A Christian housing worker who was demoted, disciplined and had his pay cut for criticising gay marriage on Facebook has been awarded less than £100 in damages.
Adrian Smith, 55, who worked for the Trafford Housing Trust in Manchester, had described gay marriage as “an equality too far” on the social networking site in 2011. When co-workers questioned him on his views, he wrote:
“The Bible is quite specific that marriage is for men and women.
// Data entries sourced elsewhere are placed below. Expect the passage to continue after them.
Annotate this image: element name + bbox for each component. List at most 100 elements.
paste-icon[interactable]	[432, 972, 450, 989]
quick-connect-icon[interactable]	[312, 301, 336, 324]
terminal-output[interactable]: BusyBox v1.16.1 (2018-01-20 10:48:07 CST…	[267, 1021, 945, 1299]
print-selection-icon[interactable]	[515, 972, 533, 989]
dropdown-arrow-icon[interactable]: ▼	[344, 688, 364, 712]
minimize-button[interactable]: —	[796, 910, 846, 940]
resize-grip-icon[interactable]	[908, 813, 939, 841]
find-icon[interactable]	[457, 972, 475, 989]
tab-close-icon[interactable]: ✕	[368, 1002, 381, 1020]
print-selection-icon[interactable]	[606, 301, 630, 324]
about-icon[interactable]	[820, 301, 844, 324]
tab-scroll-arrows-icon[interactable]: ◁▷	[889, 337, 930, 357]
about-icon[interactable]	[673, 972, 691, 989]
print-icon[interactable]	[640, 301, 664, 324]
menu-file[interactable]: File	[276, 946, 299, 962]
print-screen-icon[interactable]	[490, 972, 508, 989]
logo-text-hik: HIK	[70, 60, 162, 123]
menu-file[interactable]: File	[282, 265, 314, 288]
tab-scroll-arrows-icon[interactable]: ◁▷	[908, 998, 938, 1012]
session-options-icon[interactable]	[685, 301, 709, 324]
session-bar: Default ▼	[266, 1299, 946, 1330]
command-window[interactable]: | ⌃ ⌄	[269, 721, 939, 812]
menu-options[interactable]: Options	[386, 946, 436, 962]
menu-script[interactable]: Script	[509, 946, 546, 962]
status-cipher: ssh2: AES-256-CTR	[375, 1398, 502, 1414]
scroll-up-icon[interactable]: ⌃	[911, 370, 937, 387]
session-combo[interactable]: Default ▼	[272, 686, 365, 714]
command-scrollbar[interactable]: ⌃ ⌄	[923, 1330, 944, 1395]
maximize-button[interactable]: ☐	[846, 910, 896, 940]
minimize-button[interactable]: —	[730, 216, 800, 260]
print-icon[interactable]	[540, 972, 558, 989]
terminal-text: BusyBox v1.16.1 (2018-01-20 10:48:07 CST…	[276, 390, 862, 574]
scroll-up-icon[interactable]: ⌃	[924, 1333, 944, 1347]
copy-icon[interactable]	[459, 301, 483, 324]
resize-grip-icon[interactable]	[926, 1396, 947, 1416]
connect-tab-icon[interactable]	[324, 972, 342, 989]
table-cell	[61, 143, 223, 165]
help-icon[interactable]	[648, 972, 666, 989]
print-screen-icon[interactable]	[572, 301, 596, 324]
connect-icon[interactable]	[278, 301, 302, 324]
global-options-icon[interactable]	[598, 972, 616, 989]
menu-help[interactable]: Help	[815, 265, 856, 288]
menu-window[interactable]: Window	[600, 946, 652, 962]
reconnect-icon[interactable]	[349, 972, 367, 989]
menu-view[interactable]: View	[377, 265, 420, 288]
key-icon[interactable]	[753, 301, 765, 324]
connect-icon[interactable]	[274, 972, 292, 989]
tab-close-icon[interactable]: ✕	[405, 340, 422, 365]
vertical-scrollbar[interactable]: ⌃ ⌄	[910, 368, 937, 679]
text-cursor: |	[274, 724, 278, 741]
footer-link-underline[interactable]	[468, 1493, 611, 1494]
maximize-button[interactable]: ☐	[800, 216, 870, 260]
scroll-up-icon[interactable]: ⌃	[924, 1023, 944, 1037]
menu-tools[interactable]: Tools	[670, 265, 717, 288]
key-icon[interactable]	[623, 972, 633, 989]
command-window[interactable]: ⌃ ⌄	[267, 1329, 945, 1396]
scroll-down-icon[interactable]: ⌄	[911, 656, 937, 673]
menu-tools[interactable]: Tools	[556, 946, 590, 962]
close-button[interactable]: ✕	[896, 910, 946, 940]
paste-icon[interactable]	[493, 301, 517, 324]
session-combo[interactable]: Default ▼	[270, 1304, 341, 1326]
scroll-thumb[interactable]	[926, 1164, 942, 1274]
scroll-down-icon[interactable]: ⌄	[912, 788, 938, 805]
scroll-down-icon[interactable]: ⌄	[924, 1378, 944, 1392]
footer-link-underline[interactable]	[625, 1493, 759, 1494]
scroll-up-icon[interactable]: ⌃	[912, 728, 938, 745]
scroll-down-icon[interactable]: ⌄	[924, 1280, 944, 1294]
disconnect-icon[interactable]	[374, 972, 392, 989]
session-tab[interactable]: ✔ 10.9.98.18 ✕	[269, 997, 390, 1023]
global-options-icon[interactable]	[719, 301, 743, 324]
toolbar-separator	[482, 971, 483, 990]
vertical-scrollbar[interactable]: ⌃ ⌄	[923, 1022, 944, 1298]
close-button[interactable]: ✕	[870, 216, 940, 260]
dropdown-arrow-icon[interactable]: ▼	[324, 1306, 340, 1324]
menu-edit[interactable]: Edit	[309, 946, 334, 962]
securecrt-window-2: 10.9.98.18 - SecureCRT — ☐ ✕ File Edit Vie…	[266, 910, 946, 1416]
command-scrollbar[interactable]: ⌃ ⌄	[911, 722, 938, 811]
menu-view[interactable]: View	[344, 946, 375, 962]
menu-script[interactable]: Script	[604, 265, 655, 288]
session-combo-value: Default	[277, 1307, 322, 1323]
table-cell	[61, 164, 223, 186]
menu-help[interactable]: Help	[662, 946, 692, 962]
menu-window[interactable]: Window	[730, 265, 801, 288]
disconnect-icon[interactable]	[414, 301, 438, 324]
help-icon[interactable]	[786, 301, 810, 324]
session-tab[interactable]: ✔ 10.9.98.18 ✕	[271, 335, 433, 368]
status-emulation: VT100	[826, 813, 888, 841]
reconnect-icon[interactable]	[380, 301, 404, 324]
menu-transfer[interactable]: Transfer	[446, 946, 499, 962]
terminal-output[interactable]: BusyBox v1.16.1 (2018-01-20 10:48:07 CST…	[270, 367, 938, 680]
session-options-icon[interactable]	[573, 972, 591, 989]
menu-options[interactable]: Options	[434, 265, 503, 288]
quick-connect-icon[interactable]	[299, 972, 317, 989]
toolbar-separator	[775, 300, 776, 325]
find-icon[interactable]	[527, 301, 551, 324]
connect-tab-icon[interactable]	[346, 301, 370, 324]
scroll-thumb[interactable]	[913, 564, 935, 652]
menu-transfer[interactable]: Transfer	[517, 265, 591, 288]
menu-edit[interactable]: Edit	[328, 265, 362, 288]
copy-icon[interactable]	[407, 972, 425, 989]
If the state wants to offer civil marriage to the same sex then that is up to the state; but the state shouldn’t impose its rules on places of faith and conscience.”
Although the comments were not visible to the general public, the trust ruled that he had broken its code of conduct by expressing views that might upset his co-workers, and he was demoted from his managerial position.
However, Mr Justice Briggs ruled in the High Court yesterday that the posts did not amount to misconduct and that the trust had therefore breached Mr Smith’s contract:
‘The breach of contract which the trust thereby committed was serious and repudiatory.”
Mr Smith was awarded the difference between his contractual salary and the amount he earned in his reduced role for 12 weeks. The judge commented that he was “uncomfortable” about only being able to award the plaintiff the small sum.
Trust Chief Executive Matthew Gardiner said: ‘We fully accept the court’s decision and I have made a full and sincere apology to Adrian. At the time we believed we were taking the appropriate action following discussions with our employment solicitors and taking into account his previous disciplinary record.
He added: ‘This case has highlighted the challenges that businesses face with the increased use of social media and we have reviewed our documentation and procedures to avoid a similar situation arising in the future. Adrian remains employed by the Trust and I am pleased this matter has now concluded.”